Dilantha Vithanage, kepala eksekutif BBS, mengatakan dia telah diberi tahu bahwa Presiden Sirisena telah memaafkan Gnanasara.
"Dia tidak akan dibebaskan hari ini karena dokumennya belum selesai," kata Vithanage.
Seorang pejabat Kementerian Kehakiman mengatakan, "Kantor presiden telah mengirim dokumen yang relevan untuk mengampuni biksu Gnanasara ke kementerian."
Para biksu telah mendesak pembebasan Gnanasara. Mereka memiliki pengaruh kuat dalam politik Sri Lanka.
"Sebuah pukulan besar bagi aturan hukum Sri Lanka yang sudah babak belur, mengirimkan pesan yang salah setelah serangan Paskah," twit Alan Keenan, direktur proyek Sri Lanka di International Crisis Group.

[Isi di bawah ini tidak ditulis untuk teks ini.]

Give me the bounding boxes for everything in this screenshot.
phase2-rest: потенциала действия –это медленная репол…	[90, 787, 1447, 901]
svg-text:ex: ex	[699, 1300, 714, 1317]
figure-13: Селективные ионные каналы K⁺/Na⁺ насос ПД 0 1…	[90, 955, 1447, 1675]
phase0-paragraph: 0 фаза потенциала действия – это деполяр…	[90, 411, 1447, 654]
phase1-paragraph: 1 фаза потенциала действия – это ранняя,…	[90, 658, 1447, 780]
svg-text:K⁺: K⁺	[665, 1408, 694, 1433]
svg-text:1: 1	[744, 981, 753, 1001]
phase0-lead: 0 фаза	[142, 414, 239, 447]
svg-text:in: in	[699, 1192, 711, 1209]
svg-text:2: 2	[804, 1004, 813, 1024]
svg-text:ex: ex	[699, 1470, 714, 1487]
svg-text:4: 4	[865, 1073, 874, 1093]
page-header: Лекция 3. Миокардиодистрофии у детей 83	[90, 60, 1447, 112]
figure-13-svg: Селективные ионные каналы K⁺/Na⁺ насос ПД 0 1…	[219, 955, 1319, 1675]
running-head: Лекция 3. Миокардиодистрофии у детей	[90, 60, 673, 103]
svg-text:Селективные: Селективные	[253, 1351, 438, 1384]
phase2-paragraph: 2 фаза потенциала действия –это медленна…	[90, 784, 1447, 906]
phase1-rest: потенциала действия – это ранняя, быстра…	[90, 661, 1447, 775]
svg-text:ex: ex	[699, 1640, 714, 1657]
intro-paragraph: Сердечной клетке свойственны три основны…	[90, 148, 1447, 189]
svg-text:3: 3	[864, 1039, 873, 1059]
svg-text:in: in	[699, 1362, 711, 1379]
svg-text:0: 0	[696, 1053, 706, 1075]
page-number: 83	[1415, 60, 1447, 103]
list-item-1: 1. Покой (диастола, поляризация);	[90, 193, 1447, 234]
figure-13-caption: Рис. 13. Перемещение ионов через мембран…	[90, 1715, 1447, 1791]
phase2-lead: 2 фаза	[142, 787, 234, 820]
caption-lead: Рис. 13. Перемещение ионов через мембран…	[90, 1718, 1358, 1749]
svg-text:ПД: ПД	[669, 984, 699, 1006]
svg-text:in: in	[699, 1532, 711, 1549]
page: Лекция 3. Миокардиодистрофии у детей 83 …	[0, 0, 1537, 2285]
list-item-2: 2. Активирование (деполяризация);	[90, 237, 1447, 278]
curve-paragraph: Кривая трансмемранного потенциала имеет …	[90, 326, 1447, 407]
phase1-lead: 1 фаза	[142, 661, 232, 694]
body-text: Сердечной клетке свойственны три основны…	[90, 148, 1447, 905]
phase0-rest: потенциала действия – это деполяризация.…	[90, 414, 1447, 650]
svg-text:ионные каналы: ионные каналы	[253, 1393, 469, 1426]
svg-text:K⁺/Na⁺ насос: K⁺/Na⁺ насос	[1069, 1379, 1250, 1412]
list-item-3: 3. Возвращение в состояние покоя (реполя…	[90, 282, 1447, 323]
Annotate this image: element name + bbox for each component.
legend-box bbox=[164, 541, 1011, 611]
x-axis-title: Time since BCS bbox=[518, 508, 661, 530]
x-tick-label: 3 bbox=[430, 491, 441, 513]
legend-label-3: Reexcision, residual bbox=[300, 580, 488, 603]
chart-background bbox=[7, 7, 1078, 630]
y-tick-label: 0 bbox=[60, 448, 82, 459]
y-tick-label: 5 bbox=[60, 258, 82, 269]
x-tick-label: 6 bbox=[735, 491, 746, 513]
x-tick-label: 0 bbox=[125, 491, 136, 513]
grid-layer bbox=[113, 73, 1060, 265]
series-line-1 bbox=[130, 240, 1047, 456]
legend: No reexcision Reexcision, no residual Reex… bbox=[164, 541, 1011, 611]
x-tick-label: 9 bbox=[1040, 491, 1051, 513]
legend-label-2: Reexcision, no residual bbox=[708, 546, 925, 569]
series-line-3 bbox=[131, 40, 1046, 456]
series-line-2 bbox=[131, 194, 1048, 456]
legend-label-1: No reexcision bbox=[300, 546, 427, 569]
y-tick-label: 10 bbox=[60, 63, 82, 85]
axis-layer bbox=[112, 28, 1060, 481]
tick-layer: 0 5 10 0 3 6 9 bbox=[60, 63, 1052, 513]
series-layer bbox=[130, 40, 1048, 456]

Gnanasara dijatuhi hukuman enam tahun penjara pada Agustus lalu karena insiden 2016 ketika dia menyela sidang pengadilan tentang penculikan jurnalis di mana tertuduhnya adalah pejabat intelijen militer. Gnanasara juga dijatuhi hukuman dalam kasus terpisah pada Juni karena mengancam istri jurnalis tersebut.
Sejak 2014, biku tersebut telah menghadapi tuduhan dalam kasus-kasus yang berkaitan dengan kekerasan anti-muslim, ucapan kebencian, dan memfitnah Alquran.
Pada tahun yang sama pula Gnanasara menandatangani perjanjian dengan Ashin Wirathu Myanmar, yang pernah menggambarkan dirinya sebagai "Burma bin Laden", dalam apa yang disebut keduanya sebagai upaya untuk melawan upaya konversi regional oleh para Islamis.